According to the course's syllabus, it will examine "body weight, shape, and size as an area of human difference subject to privilege and discrimination that intersects with other systems of oppression based on gender, race, class, age, sexual orientation, and ability." Translated into non-ivory tower normal-speak, Watkins basically plans to teach her students that people who feel badly about being fat are a product of the same system of oppression that regarded slaves as second-class citizens prior to abolition.
That's because, just like black people who can't change the color of their skin, fat people can't do anything about being fat, according to Watkins. Fat people are just as healthy as skinny people in the world of Watkins, and this is supported by science, apparently.
"The validity of HAES is supported by research over the past decade that reveals the continued ineffectiveness of dieting interventions targeting weight loss along with the potential for harm associated with these strategies," Watkins argues, HAES standing for "Health At Any Size," a movement that contends fatness is just another normal body type.
In case you missed it, Watkins also apparently believes, at least according to her statement, that dieting is harmful – perhaps because some people don't do it right, or it simply doesn't work for them? Maybe they're not really sticking to it as honestly as they like to pretend they are, so they feel sad or discouraged because they're not seeing the results they expected with minimal effort? It's hard to say for sure, but either way Watkins thinks eating right to try to lose weight is bad and shouldn't be encouraged.

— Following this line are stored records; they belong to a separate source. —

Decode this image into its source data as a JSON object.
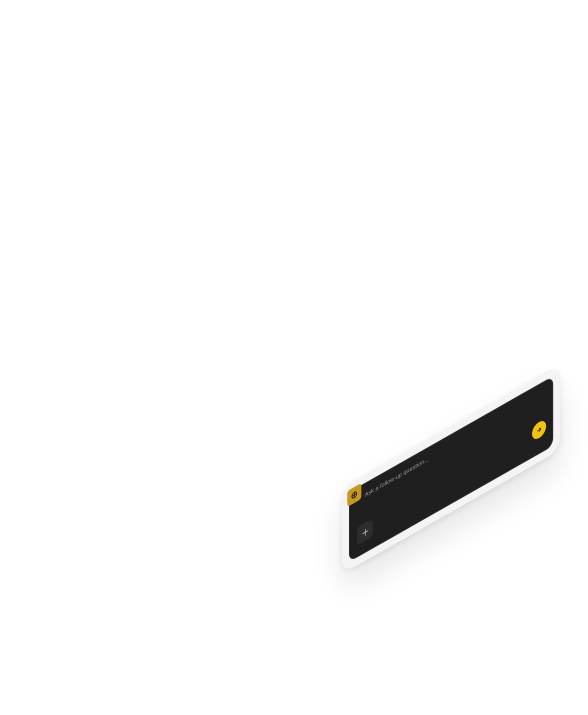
{
  "composer": {
    "placeholder": "Ask a follow-up question...",
    "icons": {
      "badge": "sparkle-icon",
      "add": "plus-icon",
      "send": "arrow-icon"
    },
    "colors": {
      "panel": "#1f1f1f",
      "frame": "#f4f4f4",
      "badge": "#c79a1f",
      "send": "#f2c312",
      "placeholder": "#9a9a9a"
    }
  }
}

She also seems to think that embracing the normalcy of obesity is in perfect alignment with the tenets of feminism, at least her personal version of them anyway. Watkins apparently believes, again based on her own statements, that big is beautiful, and that the only reason people don't like fatness is because they were taught not to like it by a discriminatory society.
"I grew to embrace feminist pedagogy in terms of course content as well as classroom practices," Watkins says, wearing this insane dogma as some kind of badge of honor. "My course now frames body image disturbances more as a function of oppressive societal structures than of individual pathology."
"Fatphobia," an invented fear of fat people that Watkins and others like her believe permeates society, is the reason why fat people, which now account for more than two billion people globally, suffer so much in society. I mean, when airplane seats are made to accommodate just one normal-sized gluteus maximus at a time instead of two, what's a fat person to do (besides purchase a second seat like they're already required to do, which they can think of as an incentive to lose weight).